Раньше другие силы придавали ему необходимое ускорение: верность долгу, жажда успеха, самолюбие, необходимость заработать денег. Теперь все это ушло, с ним оставалась только тоска.
Как ни странно, тоска оказалась столь могучим стимулом, что за несколько лет разлуки с дочерью ему удалось свершить чуть ли не больше, чем за всю предшествовавшую жизнь.
Когда она подросла, расцвела, превратилась в девушку, я полюбил делать ей подарки, теперь уже не слона или куклу, не игру какую-нибудь бессмысленно-замысловатую, а ж е н с к и е подарки. Если в годы ее детства я настаивал на подчеркнутой скромности ее нарядов, теперь я своими руками разрушал этот круг. Балуя ее — балуя самого себя, — я не боялся, что у нее закружится голова; основа, мне казалось, была заложена.
Я часто ездил в научные командировки за границу и каждый раз привозил что-нибудь сногсшибательное для нее. Я делал подарки и жене, и себя не забывал, разумеется, и родственников, и близких друзей, но то, что я привозил нашей девочке, бывало труднее всего разыскать. Наимоднейшие сапоги — наша промышленность осваивала что-либо подобное год-полтора спустя, — свитерочек какой-нибудь «попсовый», французские духи, крохотный складной зонтик — такого не могло быть еще ни у одной подруги…

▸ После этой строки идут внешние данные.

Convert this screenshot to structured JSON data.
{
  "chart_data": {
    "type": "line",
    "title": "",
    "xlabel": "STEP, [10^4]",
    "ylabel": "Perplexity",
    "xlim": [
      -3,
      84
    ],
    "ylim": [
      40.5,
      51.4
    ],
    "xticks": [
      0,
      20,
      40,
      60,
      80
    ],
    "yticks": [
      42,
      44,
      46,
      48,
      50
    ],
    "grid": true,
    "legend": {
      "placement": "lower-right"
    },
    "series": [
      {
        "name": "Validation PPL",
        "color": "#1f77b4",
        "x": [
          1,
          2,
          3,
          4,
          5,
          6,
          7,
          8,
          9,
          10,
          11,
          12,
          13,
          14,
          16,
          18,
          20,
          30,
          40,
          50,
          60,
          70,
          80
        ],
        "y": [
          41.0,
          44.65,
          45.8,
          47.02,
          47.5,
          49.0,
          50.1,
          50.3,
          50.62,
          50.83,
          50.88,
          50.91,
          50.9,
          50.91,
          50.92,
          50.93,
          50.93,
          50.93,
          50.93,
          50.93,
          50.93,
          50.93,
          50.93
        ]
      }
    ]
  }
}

Мне доставляло безмерную радость наблюдать, как загораются глаза дочки, когда мы вместе принимались разбирать в утро моего приезда чемодан — для нас обоих дело было не столько в ценности или практичности подарка, хотя и это не сбрасывалось со счетов, сколько в самом факте вручения мною ей чего-то, доставлявшего ей удовольствие. Совсем так же постанывали мы от восторга, отламывая кусочек «шоколадной» стены в далеком детстве.
В это же примерно время она стала занимать все более прочное место в обществе, собиравшемся у нас дома. Я видел, как интересна ей острота наших споров, как пробуждают они ее, словно спящую красавицу, как тянется она к каждому свежему человеку в ожидании свежих мыслей или хотя бы слов, как умеет при этом оценить ум одного, веселье и общительность другого, непримиримость третьего… Долгими субботними вечерами на даче, когда часть гостей оставалась ночевать и застолье и беседы наши затягивались далеко за полночь, я всегда оставлял дочке свободу выбора: интересно — сиди с нами, скучно — беги спать. Чаще всего она оставалась до конца; со временем я стал просить ее об этом, и друзья присоединялись, все до единого, — таким приятным, таким интересным и необходимым было для нас ее общество.
Уже тогда она стала человеком, отсутствие которого не остается незамеченным.